Cam will spend 17 hours preparing and cooking classical French cuisine on Valentine’s Day. His wife of nearly 14 years, Susana, will be beside him managing the mob of customers that come in.
“The situation that we’re in, it’s very difficult for us to really enjoy it,” Susana Cam said.
They, like most chefs, will celebrate on a different day, although they admit sometimes they try to enjoy a bottle of wine after the swell of lovers dissipates.
Even Top Chefs have to work.
Bryan Voltaggio, runner-up in Bravo’s Top Chef in 2009, will spend the 14th cooking for a full house in his Frederick restaurant VOLT.
He and his wife of 17 years, Jennifer, see Valentine’s Day as a “floating holiday” and try to celebrate another night of the week.
“He always brings home flowers and chocolate-covered strawberries,” said Jennifer Voltaggio in an email. She spends the evening “cuddling” with their two children.
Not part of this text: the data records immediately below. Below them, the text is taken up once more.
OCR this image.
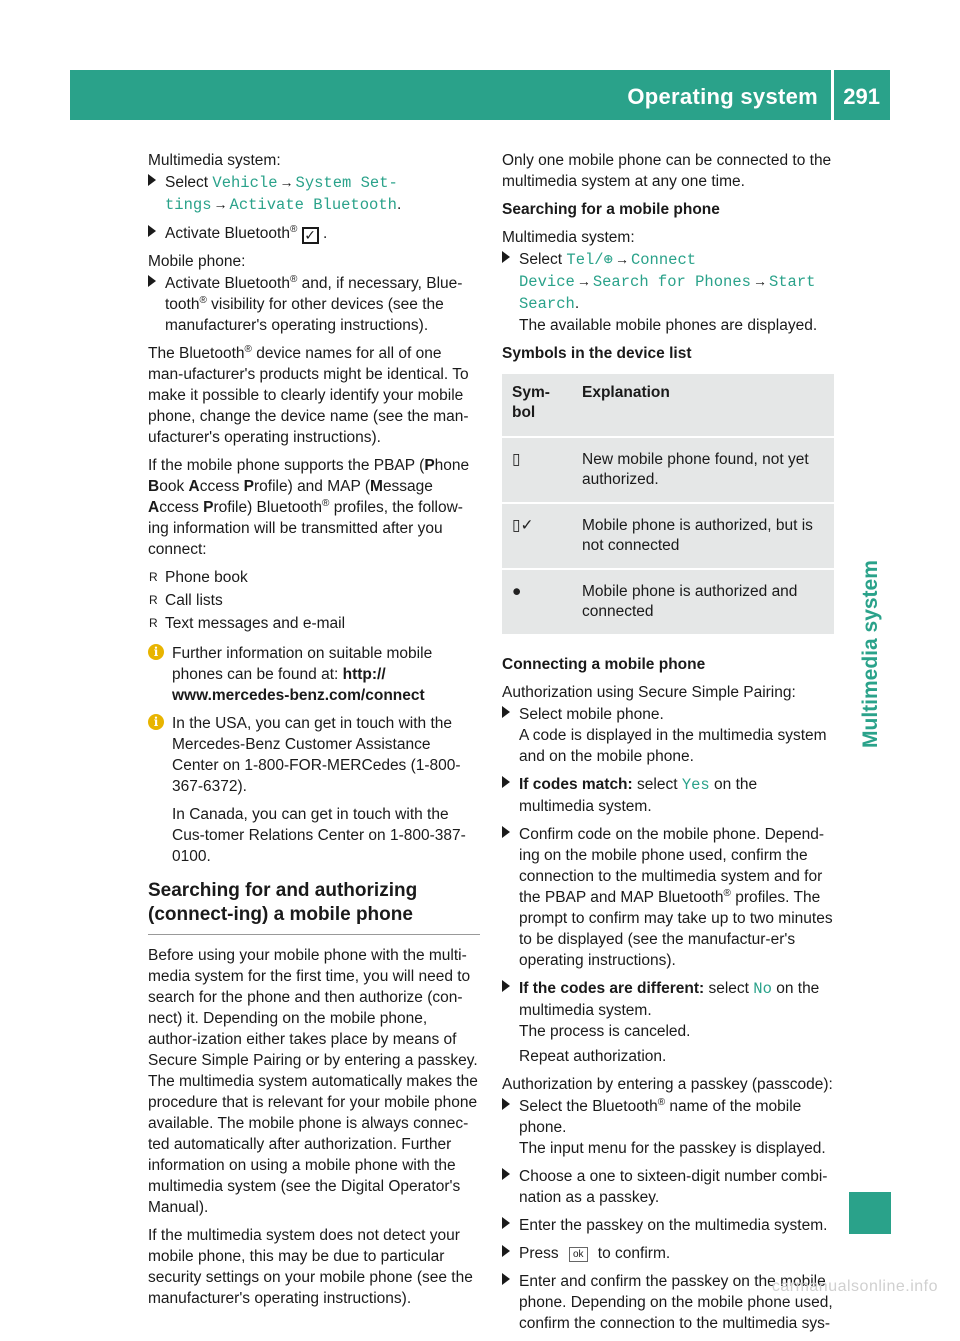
Operating system 291
Multimedia system

Multimedia system:

Select Vehicle → System Set‐tings → Activate Bluetooth.
Activate Bluetooth® ✓ .

Mobile phone:

Activate Bluetooth® and, if necessary, Blue-tooth® visibility for other devices (see the manufacturer's operating instructions).

The Bluetooth® device names for all of one man-ufacturer's products might be identical. To make it possible to clearly identify your mobile phone, change the device name (see the man-ufacturer's operating instructions).

If the mobile phone supports the PBAP (Phone Book Access Profile) and MAP (Message Access Profile) Bluetooth® profiles, the follow-ing information will be transmitted after you connect:

R Phone book
R Call lists
R Text messages and e-mail
i Further information on suitable mobile phones can be found at: http:// www.mercedes-benz.com/connect
i In the USA, you can get in touch with the Mercedes-Benz Customer Assistance Center on 1-800-FOR-MERCedes (1-800-367-6372).

In Canada, you can get in touch with the Cus-tomer Relations Center on 1-800-387-0100.

Searching for and authorizing (connect-ing) a mobile phone

Before using your mobile phone with the multi-media system for the first time, you will need to search for the phone and then authorize (con-nect) it. Depending on the mobile phone, author-ization either takes place by means of Secure Simple Pairing or by entering a passkey. The multimedia system automatically makes the procedure that is relevant for your mobile phone available. The mobile phone is always connec-ted automatically after authorization. Further information on using a mobile phone with the multimedia system (see the Digital Operator's Manual).

If the multimedia system does not detect your mobile phone, this may be due to particular security settings on your mobile phone (see the manufacturer's operating instructions).

Only one mobile phone can be connected to the multimedia system at any one time.

Searching for a mobile phone

Multimedia system:

Select Tel/⊕ → Connect Device → Search for Phones → Start Search.
The available mobile phones are displayed.
Symbols in the device list
Sym-bol	Explanation
▯	New mobile phone found, not yet authorized.
▯✓	Mobile phone is authorized, but is not connected
●	Mobile phone is authorized and connected
Connecting a mobile phone

Authorization using Secure Simple Pairing:

Select mobile phone.
A code is displayed in the multimedia system and on the mobile phone.
If codes match: select Yes on the multimedia system.
Confirm code on the mobile phone. Depend-ing on the mobile phone used, confirm the connection to the multimedia system and for the PBAP and MAP Bluetooth® profiles. The prompt to confirm may take up to two minutes to be displayed (see the manufactur-er's operating instructions).
If the codes are different: select No on the multimedia system.
The process is canceled.
Repeat authorization.

Authorization by entering a passkey (passcode):

Select the Bluetooth® name of the mobile phone.
The input menu for the passkey is displayed.
Choose a one to sixteen-digit number combi-nation as a passkey.
Enter the passkey on the multimedia system.
Press ok to confirm.
Enter and confirm the passkey on the mobile phone. Depending on the mobile phone used, confirm the connection to the multimedia sys-
carmanualsonline.info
“I’m in the hospitality business so part of the holiday is to help others celebrate and that is the fun part. Of course you see others enjoying time with their loved ones and so it makes you think more about the time you could and should have,” Bryan Voltaggio said in an email.
“However that is usually quickly tabled by the fact that you have a full reservation book and a busy service.”
Valentine’s Day is one of the busiest days for restaurants next to Mother’s Day and New Year’s Eve; 70 million people spent the holiday wining and dining last year according to the National Restaurant Association.
“It’s great for business … We’re packed here Friday, Saturday, Sunday, Monday and Tuesday,” said Linwood Dame, chef and owner of Linwoods in Owings Mills.
Like most chefs, he’ll spend time with his wife, Ellen, on another weekend. After 25 years of marriage, he said they’ve gotten used to it.
“She’s very supportive. I think you need to have a spouse who understands the business, and that when other people are celebrating, we’re working,” Dame said.
Beginning chefs are often surprised and frustrated they have to miss holidays said Barbara Cullen, the director of marketing for L’Academie de Cuisine in Gaithersburg.
“We tell our students … if you think you’re going to have Valentine’s Day off, think again,” Cullen said. “When other people are celebrating, our people are working. Really hard.”